Con las primeras lluvias del invierno se vino abajo parte de la chabola de Mari Luz Navarro y Rafael Ramírez. Se rozó la tragedia. Dos semanas más tarde, su humilde morada vuelve a estar en pie y la foto de sus tres hijos preside otra vez la única estancia con la que cuentan. «La pena es que mi pequeño está en el correccional y no la puede ver», comenta Rafael con lágrimas en los ojos. La esperanza de vida de estas casas es muy limitada y hay que hacer reformas continuas con la ayuda de cualquier tablón, toldo o azulejo que rescaten de la basura. «El Ayuntamiento nos ha dado ahora unas chapas de alquitrán, pero se rompen con mirarlas y nos va a entrar más agua todavía. A veces tenemos auténticas cascadas», puntualiza el patriarca de los Ramírez, quien aún acoge bajo su techo a cinco de sus once hijos. Por lo menos los Reyes Magos llegaron por adelantado al poblado hace ocho meses y les construyeron varios servicios públicos. Pero no para todos. «A nosotros cuando nos da un apretón nos vamos al campo o a los baños del Carrefour», explica Antonio Fernández Montoya. Su ducha diaria consiste en meterse en una bañera antigua al aire libre que recoge el agua de la lluvia y en la que apaga su sed una cabra. Mejor suerte corren quienes disfrutan de las casas prefabricadas. Algunas incluso tienen aire acondicionado.

Todos a misa de siete

A las siete de la tarde el Vacie casi se paraliza por completo. Es la hora de la misa. Una chabola convertida en iglesia evangélica recubierta de las mejores maderas acoge la palabra de Dios. «Salvo los lunes y los sábados, que hay descanso», puntualiza Juan. Llega la noche, los niños dejan de darle patadas al balón y se empieza a escuchar la televisión de fondo. En cada chabola no falta una pantalla inmersa entre cuadros comprados por un euro, espejos, muebles y frigoríficos de segunda mano enganchados a la luz de las casas prefabricadas. Es el momento de sacar de nuevo las mantas para capear otra fría y larga noche.

Sueñan con dejar atrás el Vacie.
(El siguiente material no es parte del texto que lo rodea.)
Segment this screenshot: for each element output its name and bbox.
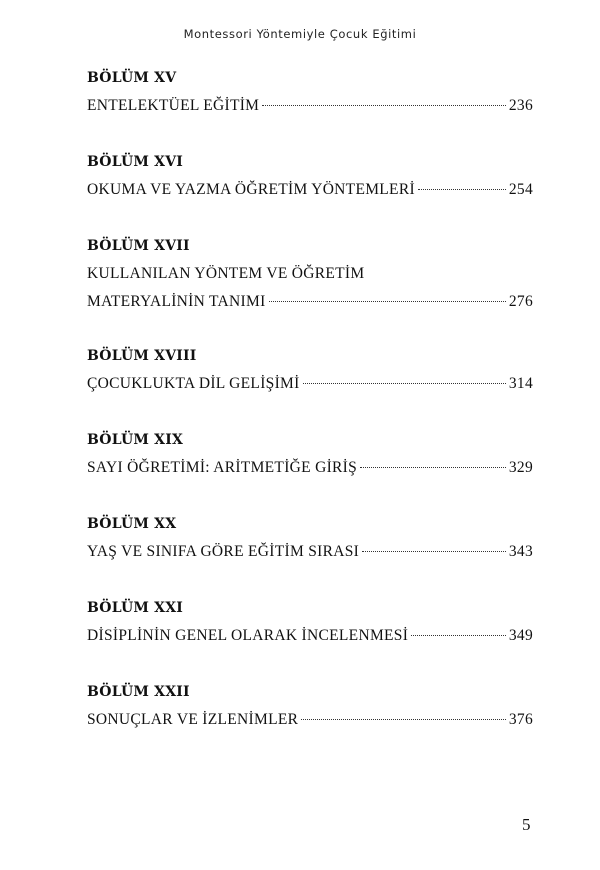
toc-entry-title — [87, 176, 533, 204]
toc-entry-title — [87, 538, 533, 566]
toc-entry — [87, 232, 533, 342]
chapter-title: SONUÇLAR VE İZLENİMLER — [87, 711, 299, 728]
page-number: 343 — [508, 543, 533, 560]
toc-entry-title — [87, 370, 533, 398]
page-number: 276 — [508, 293, 533, 310]
toc-title-line — [87, 288, 533, 316]
chapter-title: YAŞ VE SINIFA GÖRE EĞİTİM SIRASI — [87, 543, 360, 560]
chapter-label: BÖLÜM XVI — [87, 154, 184, 170]
chapter-label: BÖLÜM XX — [87, 516, 177, 532]
chapter-title: KULLANILAN YÖNTEM VE ÖĞRETİM — [87, 265, 365, 282]
toc-title-line — [87, 92, 533, 120]
toc-entry — [87, 678, 533, 762]
page-number: 254 — [508, 181, 533, 198]
chapter-label: BÖLÜM XV — [87, 70, 177, 86]
toc-title-line — [87, 706, 533, 734]
dot-leader — [262, 105, 506, 106]
page-number: 376 — [508, 711, 533, 728]
dot-leader — [269, 301, 506, 302]
dot-leader — [360, 467, 506, 468]
chapter-title: SAYI ÖĞRETİMİ: ARİTMETİĞE GİRİŞ — [87, 459, 358, 476]
toc-entry-title — [87, 622, 533, 650]
toc-entry — [87, 426, 533, 510]
chapter-label: BÖLÜM XXII — [87, 684, 190, 700]
page-number: 236 — [508, 97, 533, 114]
toc-title-line — [87, 454, 533, 482]
dot-leader — [301, 719, 506, 720]
toc-entry — [87, 594, 533, 678]
toc-entry-title — [87, 92, 533, 120]
page-number: 349 — [508, 627, 533, 644]
chapter-title: OKUMA VE YAZMA ÖĞRETİM YÖNTEMLERİ — [87, 181, 415, 198]
dot-leader — [411, 635, 506, 636]
page-number: 314 — [508, 375, 533, 392]
toc-title-line — [87, 538, 533, 566]
toc-entry-title — [87, 706, 533, 734]
table-of-contents — [87, 64, 533, 762]
chapter-title: ÇOCUKLUKTA DİL GELİŞİMİ — [87, 375, 300, 392]
toc-title-line — [87, 176, 533, 204]
chapter-label: BÖLÜM XVIII — [87, 348, 197, 364]
toc-entry — [87, 342, 533, 426]
toc-entry — [87, 510, 533, 594]
toc-entry — [87, 148, 533, 232]
toc-title-line — [87, 622, 533, 650]
dot-leader — [362, 551, 506, 552]
chapter-title-continued: MATERYALİNİN TANIMI — [87, 293, 266, 310]
chapter-label: BÖLÜM XXI — [87, 600, 184, 616]
chapter-label: BÖLÜM XVII — [87, 238, 190, 254]
dot-leader — [303, 383, 506, 384]
dot-leader — [418, 189, 506, 190]
chapter-title: DİSİPLİNİN GENEL OLARAK İNCELENMESİ — [87, 627, 409, 644]
toc-entry-title — [87, 454, 533, 482]
running-header: Montessori Yöntemiyle Çocuk Eğitimi — [183, 27, 417, 41]
folio-page-number: 5 — [522, 815, 531, 834]
toc-title-line — [87, 370, 533, 398]
toc-entry — [87, 64, 533, 148]
chapter-title: ENTELEKTÜEL EĞİTİM — [87, 97, 260, 114]
toc-entry-title — [87, 260, 533, 316]
chapter-label: BÖLÜM XIX — [87, 432, 184, 448]
page-number: 329 — [508, 459, 533, 476]
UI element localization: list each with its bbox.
Olvidarse totalmente de él. «Estamos hartos de problemas». Han escuchado promesas de todos los colores políticos sobre la desmantelación del poblado. Hasta Franco pisó una vez este suelo embarrado. Ahora está en marcha el enésimo plan de realojo. Pero todo sigue igual. Han nacido entre chabolas y, por ahora, es la única forma de vida que conocen. A Rocío se le ilumina la cara cuando recuerda que uno de sus siete hijos ha podido salir del Vacie. Una rara excepción, porque es muy difícil dejar atrás las chabolas a no ser que sea para ir a la cárcel o a un centro de menores. «Pinto se casó con una paya, Patricia, y ya tiene un hijo. Lo malo es que ahora está en el paro», matiza con la pena de una madre que sufre en silencio. «No quiero que más generaciones se críen entre ratas y enfermedades», suspira Rocío con esperanza antes de irse a dormir.